Change enumeration is implemented by the developer of the source provider. By using specified knowledge operations, change enumeration works as follows:
The destination provider sends the current knowledge of the destination replica to the source provider.
The source provider iterates through all items in the source replica and performs the following steps for each item:
Determines whether the destination knowledge contains the item version that is stored in the source replica.
If not, includes the item in the batch of changes to send to the destination provider.
Change enumeration can also be handled by using either a direct query on the item store or by using a combination of a query and this algorithm, if it is supported by the item store.
Enumerated changes must be sent from the source provider to the destination provider. To do this, changes are divided into batches; and for every batch the following information is sent:
Metadata that describes the changes themselves. The provider adds metadata to the batch for each change contained in the batch.
The made-with knowledge, which is typically the current knowledge of the source replica, to be used in conflict detection. Made-with knowledge answers the question: What did you know when you made these changes? The provider adds made-with knowledge to the batch for each group of changes added to the batch.
The learned knowledge. This is the current knowledge of the source replica projected onto the subset of the items that are being sent in this batch, and also the logged conflicts. Learned knowledge answers the question: What will I learn when I apply these changes? Sync Framework computes the learned knowledge on behalf of the provider.
Batching and change enumeration can be processed in parallel because batching does not have to wait for change enumeration to finish.
Depending on the order in which changes are sent, projecting the knowledge onto the items in the batch can take more or less time to perform. For example, knowledge supports item ID ranges. Therefore, if changes are sent in the order of the item IDs to which they apply, knowledge projection will be very efficient.
Regardless of the ordering, the project operation can always project knowledge onto the batch that is being sent.
When the source provider cannot send an item that was enumerated, the item must then be excluded from the learned knowledge that is sent. This is achieved by using the exclude operator.
After the destination provider has received a batch of changes, which contains the learned and made-with knowledge for the batch, the following determinations must be made for each change in the batch:
Is this change in conflict with the current version of the item stored in the destination replica?
Is this change obsolete (superseded by the current version of the item that is stored in the destination replica)?
Answering these questions is straightforward:
A change conflicts with the current version when the version on the item stored in the destination replica is not contained in the knowledge of the source replica.
A change is obsolete when its version is contained in the knowledge of the destination replica.
Under typical circumstances, obsolete changes are not sent.
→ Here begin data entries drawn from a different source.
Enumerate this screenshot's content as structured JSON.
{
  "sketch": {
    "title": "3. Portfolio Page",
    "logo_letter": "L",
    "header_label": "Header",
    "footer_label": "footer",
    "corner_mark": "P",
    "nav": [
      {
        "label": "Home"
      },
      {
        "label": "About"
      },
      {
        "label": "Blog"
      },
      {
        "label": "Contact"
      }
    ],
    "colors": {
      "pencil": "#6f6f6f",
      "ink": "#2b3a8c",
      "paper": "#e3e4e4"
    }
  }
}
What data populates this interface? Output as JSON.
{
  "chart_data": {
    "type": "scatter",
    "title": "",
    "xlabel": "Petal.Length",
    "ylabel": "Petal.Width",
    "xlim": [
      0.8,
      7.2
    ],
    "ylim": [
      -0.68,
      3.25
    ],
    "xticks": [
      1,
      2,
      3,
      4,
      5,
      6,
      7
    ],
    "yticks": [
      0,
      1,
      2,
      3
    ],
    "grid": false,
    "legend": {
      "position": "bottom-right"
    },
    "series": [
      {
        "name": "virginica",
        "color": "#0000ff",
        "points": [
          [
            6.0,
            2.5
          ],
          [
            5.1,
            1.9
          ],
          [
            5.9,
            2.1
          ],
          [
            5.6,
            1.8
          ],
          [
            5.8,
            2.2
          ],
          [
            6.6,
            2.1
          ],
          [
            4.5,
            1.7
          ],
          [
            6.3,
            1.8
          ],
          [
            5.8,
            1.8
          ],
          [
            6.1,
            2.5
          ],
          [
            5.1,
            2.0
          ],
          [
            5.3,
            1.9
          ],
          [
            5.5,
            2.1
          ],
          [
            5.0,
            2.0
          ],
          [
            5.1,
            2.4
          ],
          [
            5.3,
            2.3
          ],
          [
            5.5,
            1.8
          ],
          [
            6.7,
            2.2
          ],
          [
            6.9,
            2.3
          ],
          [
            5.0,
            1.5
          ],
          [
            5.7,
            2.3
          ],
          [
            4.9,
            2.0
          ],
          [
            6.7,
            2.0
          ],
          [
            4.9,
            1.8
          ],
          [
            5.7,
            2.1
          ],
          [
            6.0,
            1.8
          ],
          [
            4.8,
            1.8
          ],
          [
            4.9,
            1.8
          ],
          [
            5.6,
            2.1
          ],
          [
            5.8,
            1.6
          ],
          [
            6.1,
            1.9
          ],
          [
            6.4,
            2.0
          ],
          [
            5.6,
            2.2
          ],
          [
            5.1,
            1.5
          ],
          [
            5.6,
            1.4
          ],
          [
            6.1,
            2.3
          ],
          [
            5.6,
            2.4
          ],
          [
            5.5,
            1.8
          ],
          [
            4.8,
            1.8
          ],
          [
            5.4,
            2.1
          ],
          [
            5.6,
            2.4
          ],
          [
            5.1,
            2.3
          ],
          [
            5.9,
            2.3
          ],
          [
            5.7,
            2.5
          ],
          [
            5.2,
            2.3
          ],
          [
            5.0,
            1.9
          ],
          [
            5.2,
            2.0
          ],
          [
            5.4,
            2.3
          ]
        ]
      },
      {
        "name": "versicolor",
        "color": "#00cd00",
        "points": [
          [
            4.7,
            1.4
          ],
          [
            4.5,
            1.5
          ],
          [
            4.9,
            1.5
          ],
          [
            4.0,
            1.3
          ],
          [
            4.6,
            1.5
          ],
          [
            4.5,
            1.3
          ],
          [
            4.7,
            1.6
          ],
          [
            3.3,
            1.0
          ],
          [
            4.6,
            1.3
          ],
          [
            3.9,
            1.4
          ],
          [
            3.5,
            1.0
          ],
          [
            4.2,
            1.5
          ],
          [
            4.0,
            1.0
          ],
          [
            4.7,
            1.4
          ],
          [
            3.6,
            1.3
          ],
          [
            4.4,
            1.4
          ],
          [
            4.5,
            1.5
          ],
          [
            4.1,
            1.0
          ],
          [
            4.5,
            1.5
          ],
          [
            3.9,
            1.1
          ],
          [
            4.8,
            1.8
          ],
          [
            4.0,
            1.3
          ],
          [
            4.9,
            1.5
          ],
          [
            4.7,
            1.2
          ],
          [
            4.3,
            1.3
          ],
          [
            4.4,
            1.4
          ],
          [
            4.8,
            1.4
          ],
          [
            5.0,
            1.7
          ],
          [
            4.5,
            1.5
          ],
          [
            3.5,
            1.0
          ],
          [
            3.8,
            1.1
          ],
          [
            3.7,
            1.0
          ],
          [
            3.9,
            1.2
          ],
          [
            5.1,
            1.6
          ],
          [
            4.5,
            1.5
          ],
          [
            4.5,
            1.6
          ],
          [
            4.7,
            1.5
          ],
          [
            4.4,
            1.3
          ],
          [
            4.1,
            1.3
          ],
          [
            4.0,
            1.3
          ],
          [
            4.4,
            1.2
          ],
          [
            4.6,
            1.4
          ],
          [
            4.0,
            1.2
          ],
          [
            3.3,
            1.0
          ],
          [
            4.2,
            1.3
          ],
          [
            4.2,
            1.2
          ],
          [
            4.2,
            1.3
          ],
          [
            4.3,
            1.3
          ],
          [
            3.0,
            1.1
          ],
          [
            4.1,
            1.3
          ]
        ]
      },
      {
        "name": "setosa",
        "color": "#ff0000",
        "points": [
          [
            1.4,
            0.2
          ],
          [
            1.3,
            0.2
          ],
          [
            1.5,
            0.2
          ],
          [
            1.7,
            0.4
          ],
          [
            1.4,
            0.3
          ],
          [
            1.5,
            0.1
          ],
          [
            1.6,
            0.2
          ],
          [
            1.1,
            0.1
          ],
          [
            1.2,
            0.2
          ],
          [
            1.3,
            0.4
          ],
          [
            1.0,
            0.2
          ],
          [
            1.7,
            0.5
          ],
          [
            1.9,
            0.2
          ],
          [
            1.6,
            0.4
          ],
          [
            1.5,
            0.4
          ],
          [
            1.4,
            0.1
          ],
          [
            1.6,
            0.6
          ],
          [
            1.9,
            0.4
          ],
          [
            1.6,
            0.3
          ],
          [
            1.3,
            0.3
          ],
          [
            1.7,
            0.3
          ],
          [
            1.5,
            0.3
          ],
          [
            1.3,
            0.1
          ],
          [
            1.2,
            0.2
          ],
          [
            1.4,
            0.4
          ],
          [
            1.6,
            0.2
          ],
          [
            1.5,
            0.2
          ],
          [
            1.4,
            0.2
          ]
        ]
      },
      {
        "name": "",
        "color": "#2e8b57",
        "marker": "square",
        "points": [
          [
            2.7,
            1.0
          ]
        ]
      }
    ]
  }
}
However, race conditions can cause these changes to be sent. Therefore, Sync Framework must detect and handle them.
After the changes have been received and conflicts have been detected, the changes can be applied to the destination replica. At this point, the destination provider performs the following steps:
Adjusts the learned knowledge of the change batch for things that occurred locally:
If only a subset of changes were applied because of interruptions or cancellations, sets a recoverable error for each change that was not applied. Sync Framework uses the project operator to restrict learned knowledge to only this set.
If application of some changes failed because of Digital Rights Management (DRM) issues, such as objects being locked, the destination provider sets a recoverable error for each change that was not applied. Sync Framework uses the exclude operator to remove the failed changes from the learned knowledge.
If any conflicts were detected and not resolved, Sync Framework uses the exclude operator to remove them also.
Replaces the knowledge of the destination replica with the updated destination knowledge computed by Sync Framework.